If an iOS device has enabled the iCloud backup feature this scanning will first begin on the local machine. The new iOS 15 includes a version of the National Center for Missing and Exploited Children’s CSAM hashed image database, and non-encrypted images taken on an iPhone will have their hashes (a *hopefully* unique numeric value representing the image) compared to those of the NCMEC’s database. In the event that a match occurs, the photos are sent to human reviewers at Apple. If these reviewers can confirm the match, then the image is sent to NCMEC, law enforcement, and the user’s account will then be deactivated.

If you are using the iCloud to backup your photos, your photos will be scanned against this database, without probable cause or suspicion that you may have committed or been involved in any crime.

How scanning works How scanning works

[Don’t] Look at this Photograph.

The final new children’s safety feature is an update to Siri and Search that will offer guidance on how to report cases of CSAM as well as “intervene” if users are searching for terms related to CSAM.

Siri helps with CSAM searches Siri helps with CSAM searches

The exact wordlist is not public and we do not know if user reported terms will be used to train the machine-learning search monitor.

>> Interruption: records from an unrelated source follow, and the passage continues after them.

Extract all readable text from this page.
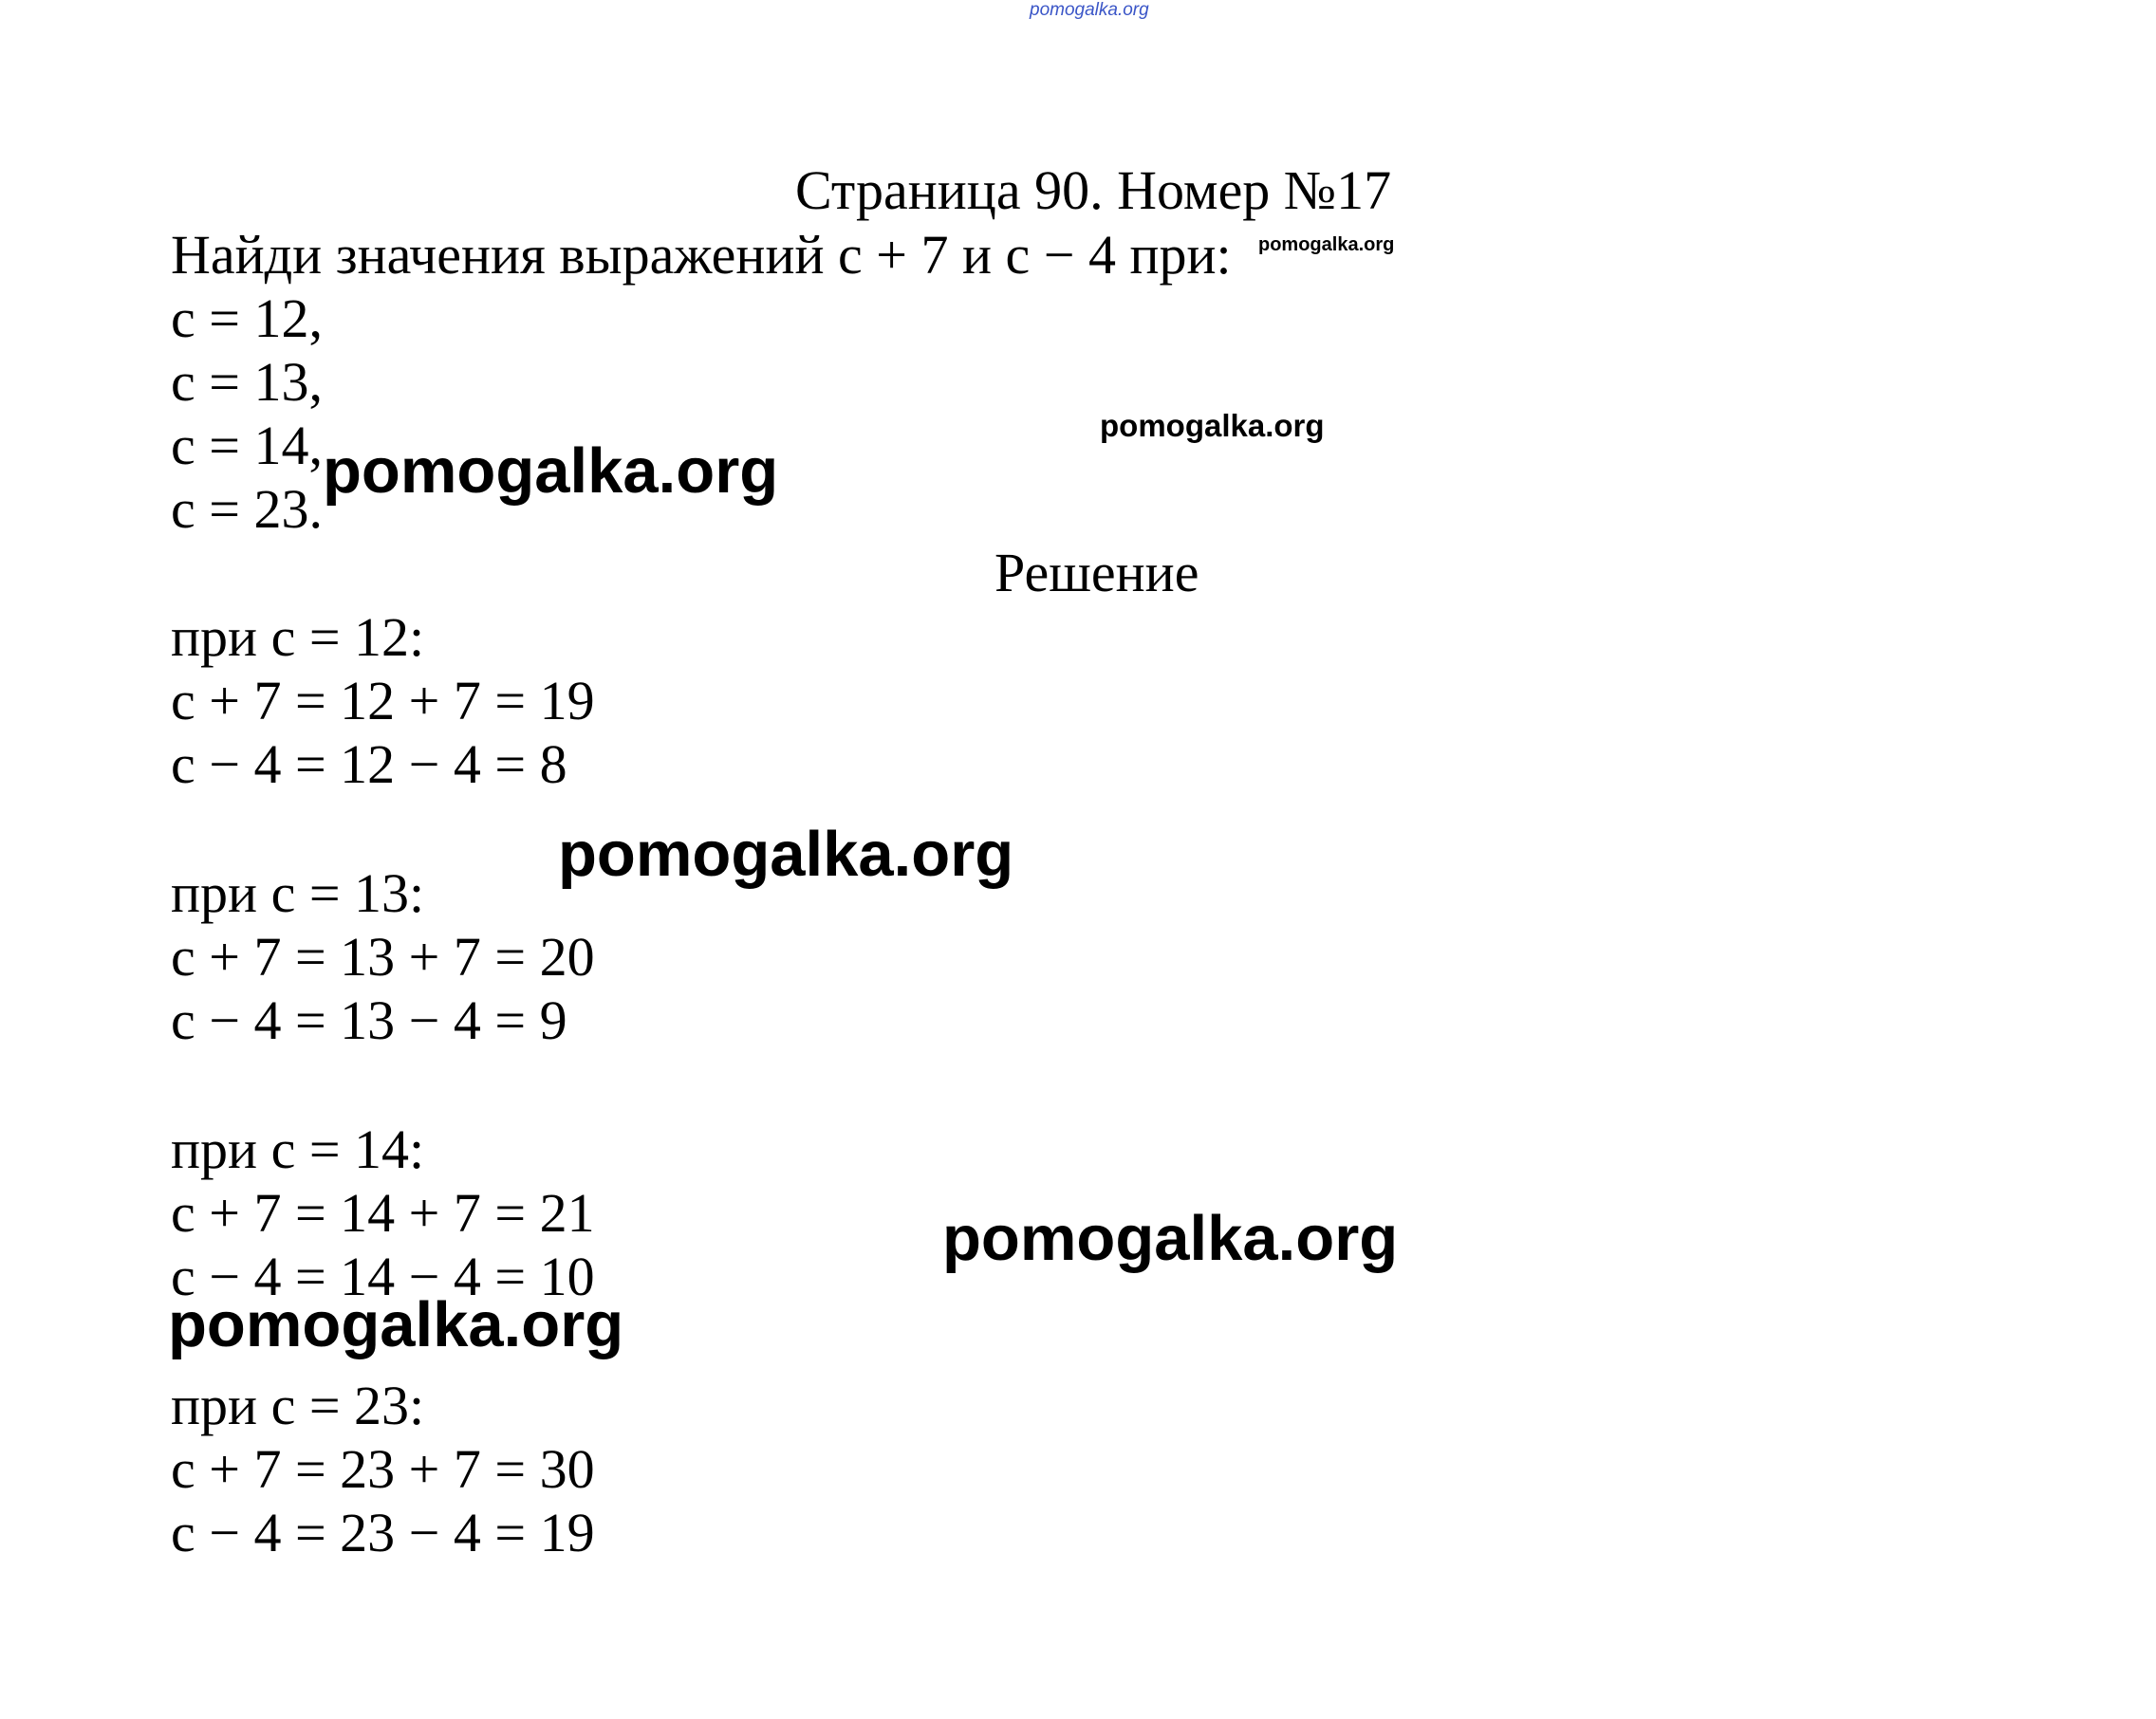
pomogalka.org
Страница 90. Номер №17
Найди значения выражений с + 7 и с − 4 при: pomogalka.org
с = 12,
с = 13,
с = 14,
с = 23.
pomogalka.org
pomogalka.org
Решение
при с = 12:
с + 7 = 12 + 7 = 19
с − 4 = 12 − 4 = 8
pomogalka.org
при с = 13:
с + 7 = 13 + 7 = 20
с − 4 = 13 − 4 = 9
при с = 14:
с + 7 = 14 + 7 = 21
с − 4 = 14 − 4 = 10
pomogalka.org
pomogalka.org
при с = 23:
с + 7 = 23 + 7 = 30
с − 4 = 23 − 4 = 19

There is very little information available as to what kind of terms will trigger these warnings and what happens when they are ignored. In the case of image hashing review, an Apple employee will determine matching results, but we do not know what further measures are taken with search results. When viewing the official Apple press page for these new features, the discussion of monitored search terms consists of a brief four sentences. It will also be interesting to see if this list grows based upon user reported terms or how Apple chooses to train this algorithm.

If you have nothing to hide…

Between these three new features, Apple users and those who send messages and pictures with them, are being subjected to the scanning of their encrypted messages, monitoring of their private search terms, and all of this occurring without any suspicion or evidence of a crime. It is one thing for Apple and other Big Tech companies to scan the hashes of images stored on their servers. After all, these servers are company property and you don’t have to use them. But pushing these new surveillance features onto local devices ignores the fact that you, the device owner, have paid hundreds of dollars (or Euros) for a device which is monitoring your behavior. You don’t have much choice in what processes are running a piece of your personal property. This ‘improvement’ strays even more towards the product-as-service model which has already become mainstream in the world of proprietary software.

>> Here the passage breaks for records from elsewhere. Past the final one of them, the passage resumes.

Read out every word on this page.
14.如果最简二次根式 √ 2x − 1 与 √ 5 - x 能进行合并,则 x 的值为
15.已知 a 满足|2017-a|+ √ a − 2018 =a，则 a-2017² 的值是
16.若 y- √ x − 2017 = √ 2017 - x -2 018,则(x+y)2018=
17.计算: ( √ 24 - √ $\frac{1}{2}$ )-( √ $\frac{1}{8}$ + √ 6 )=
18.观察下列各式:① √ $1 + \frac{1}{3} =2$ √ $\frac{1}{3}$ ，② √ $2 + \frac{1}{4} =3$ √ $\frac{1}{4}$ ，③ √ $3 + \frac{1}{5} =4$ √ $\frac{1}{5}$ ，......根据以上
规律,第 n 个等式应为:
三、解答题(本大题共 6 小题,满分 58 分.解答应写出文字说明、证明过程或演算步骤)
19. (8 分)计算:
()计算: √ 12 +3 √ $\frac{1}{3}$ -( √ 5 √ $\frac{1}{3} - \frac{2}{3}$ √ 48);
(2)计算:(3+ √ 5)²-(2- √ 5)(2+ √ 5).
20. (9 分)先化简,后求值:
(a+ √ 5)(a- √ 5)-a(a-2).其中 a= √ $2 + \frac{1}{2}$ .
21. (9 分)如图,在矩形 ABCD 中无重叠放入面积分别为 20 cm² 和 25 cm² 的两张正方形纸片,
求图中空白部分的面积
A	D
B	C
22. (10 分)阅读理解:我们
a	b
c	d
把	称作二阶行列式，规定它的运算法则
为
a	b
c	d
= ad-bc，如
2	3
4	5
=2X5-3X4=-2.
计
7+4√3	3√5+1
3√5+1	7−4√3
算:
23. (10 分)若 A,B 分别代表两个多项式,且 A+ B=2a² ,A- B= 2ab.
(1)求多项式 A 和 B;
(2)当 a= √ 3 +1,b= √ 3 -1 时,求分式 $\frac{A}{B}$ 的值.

With this new version of iOS Apple is undermining the security of their once lauded messaging platform. An end-to-end encrypted messaging app which scans the images once they reach the destination device is a dangerous lie that does nothing to protect the security and privacy of Apple users. How this behavior can be applied by nation states which don’t respect human rights is a recipe for disaster.

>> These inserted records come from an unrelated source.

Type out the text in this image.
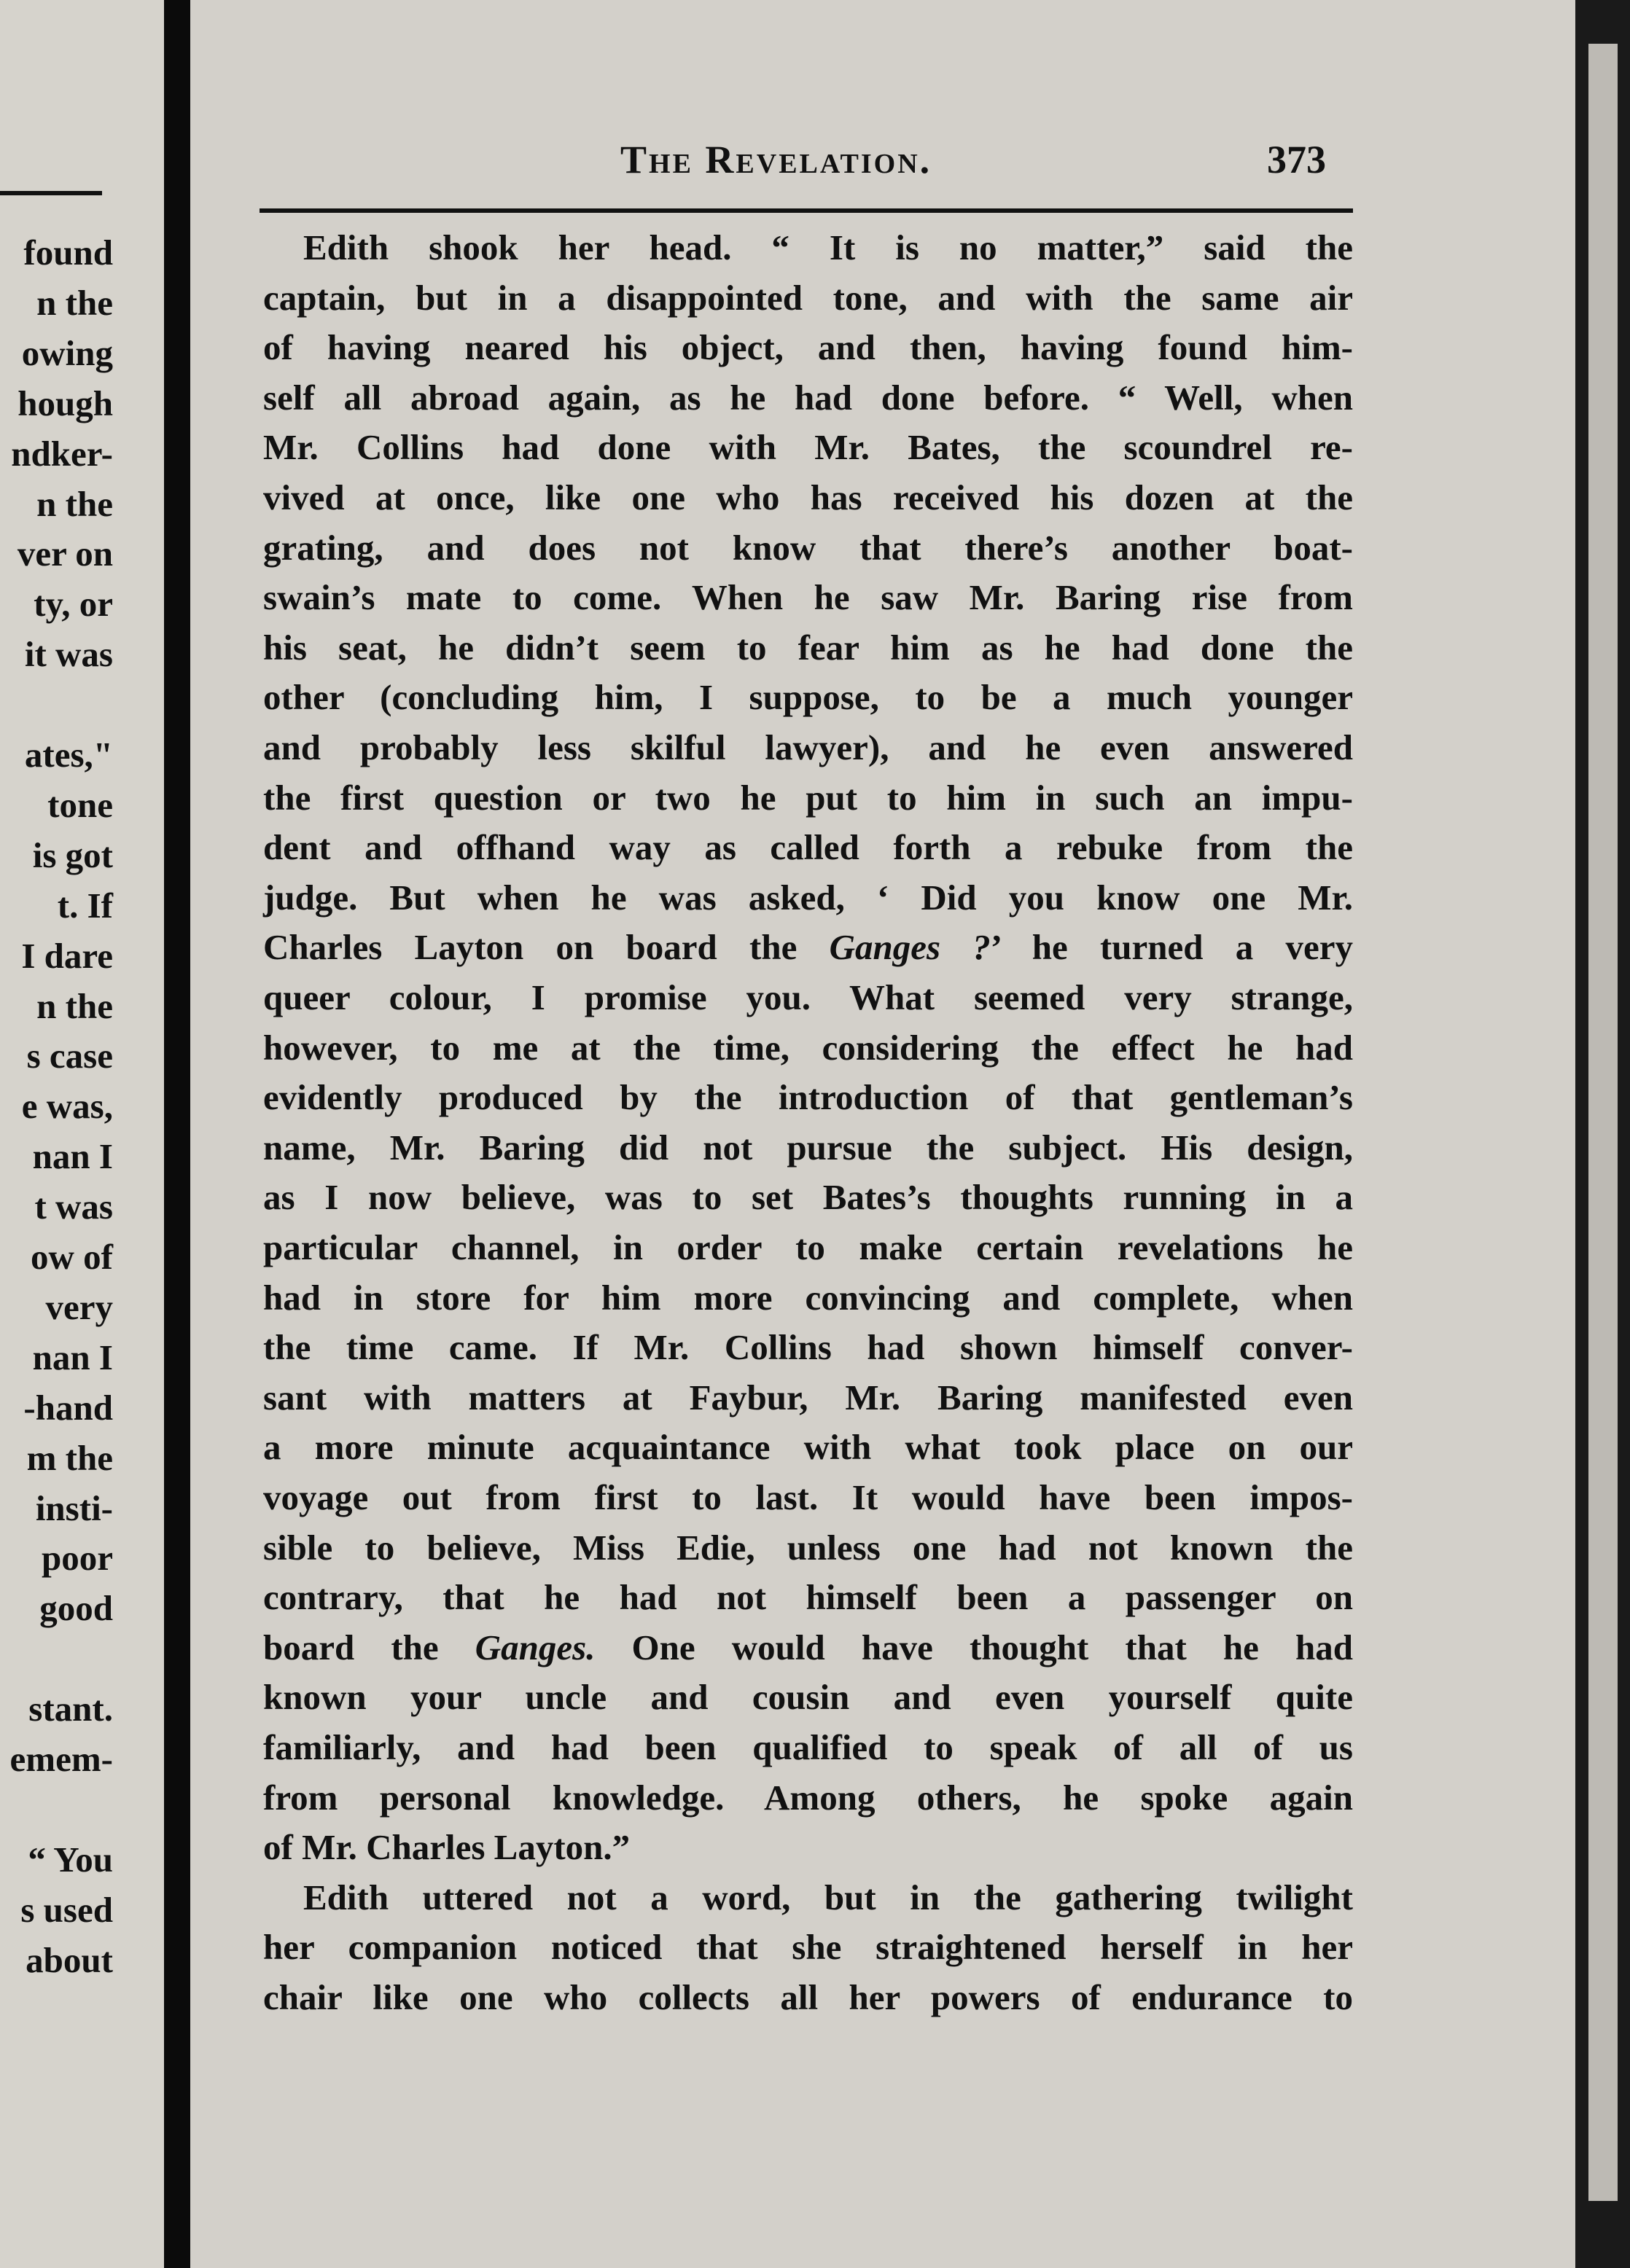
found
n the
owing
hough
ndker-
n the
ver on
ty, or
it was
ates,"
tone
is got
t. If
I dare
n the
s case
e was,
nan I
t was
ow of
very
nan I
-hand
m the
insti-
poor
good
stant.
emem-
“ You
s used
about
The Revelation.	373
Edith shook her head. “ It is no matter,” said the
captain, but in a disappointed tone, and with the same air
of having neared his object, and then, having found him-
self all abroad again, as he had done before. “ Well, when
Mr. Collins had done with Mr. Bates, the scoundrel re-
vived at once, like one who has received his dozen at the
grating, and does not know that there’s another boat-
swain’s mate to come. When he saw Mr. Baring rise from
his seat, he didn’t seem to fear him as he had done the
other (concluding him, I suppose, to be a much younger
and probably less skilful lawyer), and he even answered
the first question or two he put to him in such an impu-
dent and offhand way as called forth a rebuke from the
judge. But when he was asked, ‘ Did you know one Mr.
Charles Layton on board the Ganges ?’ he turned a very
queer colour, I promise you. What seemed very strange,
however, to me at the time, considering the effect he had
evidently produced by the introduction of that gentleman’s
name, Mr. Baring did not pursue the subject. His design,
as I now believe, was to set Bates’s thoughts running in a
particular channel, in order to make certain revelations he
had in store for him more convincing and complete, when
the time came. If Mr. Collins had shown himself conver-
sant with matters at Faybur, Mr. Baring manifested even
a more minute acquaintance with what took place on our
voyage out from first to last. It would have been impos-
sible to believe, Miss Edie, unless one had not known the
contrary, that he had not himself been a passenger on
board the Ganges. One would have thought that he had
known your uncle and cousin and even yourself quite
familiarly, and had been qualified to speak of all of us
from personal knowledge. Among others, he spoke again
of Mr. Charles Layton.”
Edith uttered not a word, but in the gathering twilight
her companion noticed that she straightened herself in her
chair like one who collects all her powers of endurance to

Edward Snowden points out the strange evolution of Apple in a tweet on August 6th, 2021.

IOS 15 sets a dangerous standard for the future of end-to-end encryption.

Protecting the children will be the mantra that leads us into a world of increased surveillance and the dissolution of personal privacy. Yes, CSAM is abhorrent and should be prosecuted to the full extent of the law, but the existence of CSAM does not warrant the abandonment of a nuanced discussion surrounding privacy, data encryption, sexual violence, and surveillance.

Matthew Green warns of the aftermath of these changes writing, “Regardless of what Apple’s long term plans are, they’ve sent a very clear signal. In their (very influential) opinion, it is safe to build systems that scan users’ phones for prohibited content. That’s the message they’re sending governments, competing services, China, you.”